What We’re Listening For on Greatest Hits, Vol. 2

  • Energy for starters. What could be more important than the life of the music?
  • Then: presence and immediacy. The vocals aren’t “back there” somewhere, lost in the mix. They’re front and center where any recording engineer worth his salt would put them.
  • The Big Sound comes next — wall to wall, lots of depth, huge space, three-dimensionality, all that sort of thing.
  • Then transient information — fast, clear, sharp attacks, not the smear and thickness so common to these LPs.
  • Tight punchy bass — which ties in with good transient information, also the issue of frequency extension further down.
  • Next: transparency — the quality that allows you to hear deep into the soundfield, showing you the space and air around all the instruments.
  • Extend the top and bottom and voila, you have The Real Thing — an honest to goodness Hot Stamper.

Vinyl Condition

Mint Minus Minus is about as quiet as any vintage pressing will play, and since only the right vintage pressings have any hope of sounding good on this album, that will most often be the playing condition of the copies we sell. (The copies that are even a bit noisier get listed on the site are seriously reduced prices or traded back in to the local record stores we shop at.)

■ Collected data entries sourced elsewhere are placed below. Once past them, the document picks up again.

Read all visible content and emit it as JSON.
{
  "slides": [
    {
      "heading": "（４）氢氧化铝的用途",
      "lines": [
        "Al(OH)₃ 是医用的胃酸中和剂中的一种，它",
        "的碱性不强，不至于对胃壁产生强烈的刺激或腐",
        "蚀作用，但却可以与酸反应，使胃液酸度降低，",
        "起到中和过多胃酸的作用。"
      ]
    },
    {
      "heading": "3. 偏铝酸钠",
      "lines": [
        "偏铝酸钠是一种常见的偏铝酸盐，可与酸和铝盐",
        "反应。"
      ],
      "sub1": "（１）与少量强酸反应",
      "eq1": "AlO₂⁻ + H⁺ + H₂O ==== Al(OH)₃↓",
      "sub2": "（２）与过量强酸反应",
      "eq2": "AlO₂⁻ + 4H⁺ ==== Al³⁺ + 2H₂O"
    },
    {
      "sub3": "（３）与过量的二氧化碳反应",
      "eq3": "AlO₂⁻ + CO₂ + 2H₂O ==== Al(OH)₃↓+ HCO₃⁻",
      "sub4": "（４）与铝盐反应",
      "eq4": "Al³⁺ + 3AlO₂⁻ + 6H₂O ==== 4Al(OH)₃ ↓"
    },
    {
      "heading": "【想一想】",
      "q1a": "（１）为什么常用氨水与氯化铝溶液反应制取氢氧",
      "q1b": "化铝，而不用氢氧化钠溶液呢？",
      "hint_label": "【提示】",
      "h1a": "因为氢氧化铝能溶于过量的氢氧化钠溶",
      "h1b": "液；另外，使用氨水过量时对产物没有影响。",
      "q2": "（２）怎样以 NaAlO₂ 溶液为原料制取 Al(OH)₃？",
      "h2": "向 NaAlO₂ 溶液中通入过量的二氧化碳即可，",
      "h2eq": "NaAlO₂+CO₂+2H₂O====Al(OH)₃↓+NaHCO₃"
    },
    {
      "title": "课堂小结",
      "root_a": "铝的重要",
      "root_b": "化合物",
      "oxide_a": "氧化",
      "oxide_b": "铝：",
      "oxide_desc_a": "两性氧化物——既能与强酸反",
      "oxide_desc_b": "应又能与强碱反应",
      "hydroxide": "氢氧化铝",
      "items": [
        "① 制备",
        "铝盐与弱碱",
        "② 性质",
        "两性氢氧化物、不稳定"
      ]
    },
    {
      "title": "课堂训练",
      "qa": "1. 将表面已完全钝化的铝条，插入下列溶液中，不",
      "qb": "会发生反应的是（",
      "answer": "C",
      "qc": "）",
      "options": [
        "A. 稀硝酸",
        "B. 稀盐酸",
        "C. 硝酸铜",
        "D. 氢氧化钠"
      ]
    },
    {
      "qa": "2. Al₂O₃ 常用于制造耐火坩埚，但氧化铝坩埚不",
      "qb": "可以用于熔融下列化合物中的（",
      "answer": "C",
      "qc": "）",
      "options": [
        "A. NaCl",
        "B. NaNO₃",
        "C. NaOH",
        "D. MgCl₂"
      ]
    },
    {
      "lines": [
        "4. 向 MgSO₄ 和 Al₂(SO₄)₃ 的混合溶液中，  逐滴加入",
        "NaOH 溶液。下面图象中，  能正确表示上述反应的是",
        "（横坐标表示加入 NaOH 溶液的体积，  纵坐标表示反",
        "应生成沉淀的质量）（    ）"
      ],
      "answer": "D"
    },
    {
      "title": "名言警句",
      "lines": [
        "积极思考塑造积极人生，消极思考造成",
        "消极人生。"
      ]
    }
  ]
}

Those of you looking for quiet vinyl will have to settle for the sound of other pressings and Heavy Vinyl reissues, purchased elsewhere of course as we have no interest in selling records that don’t have the vintage analog magic of these wonderful recordings.

If you want to make the trade-off between bad sound and quiet surfaces with whatever Heavy Vinyl pressing might be available, well, that’s certainly your prerogative, but we can’t imagine losing what’s good about this music — the size, the energy, the presence, the clarity, the weight — just to hear it with less background noise.

TRACK LISTING

Side One

Going to a Go-Go 
The Tracks of My Tears
I Second That Emotion
Ooo Baby Baby
My Girl Has Gone
Come On Do The Jerk

Side Two

Whole Lot Of Shakin’ In My Heart 
The Love I Saw in You Was Just a Mirage
(Come ‘Round Here) I’m the One You Need
More Love
Choosey Beggar
Save Me

AMG Review

Scrumptious! All hits, except for two excellent B-sides: the exquisite “Choosey Beggar,” a marvelous ballad with an Asiatic feel, and the poignant “Save Me,” which rode shotgun on “(Come Round Here) I’m the One You Need,” a Holland-Dozier-Holland production that wasn’t quite right for the Miracles.

“My Girl Has Gone” was the follow-up to “Tracks of My Tears” and consequently never got the props it should have; it’s an exquisite, midtempo confession that benefits from Smokey Robinson’s unique phrasing; it’s a difficult song for some to sing, ask Bobby Taylor, he did a nondescript version on his Taylor Made Soul album.

The rhythm driven “Come on Do the Jerk” is one of the Miracles’ great minor hits, but failed to generate the attention of “Cool Jerk” by the Capitols, or “The Jerk” by the Larks; the explosive dancer has a rapid hand jive beat and some snappy vocals from the Miracles. “Whole Lot of Shakin’ in My Heart” has Smokey doing an intense vocal to a runaway track.

The big hits are known to all, “Ooh Baby, Baby,” “Going to a Go-Go,” “I Second That Emotion,” with its hesitating beat, “More Love,” and more.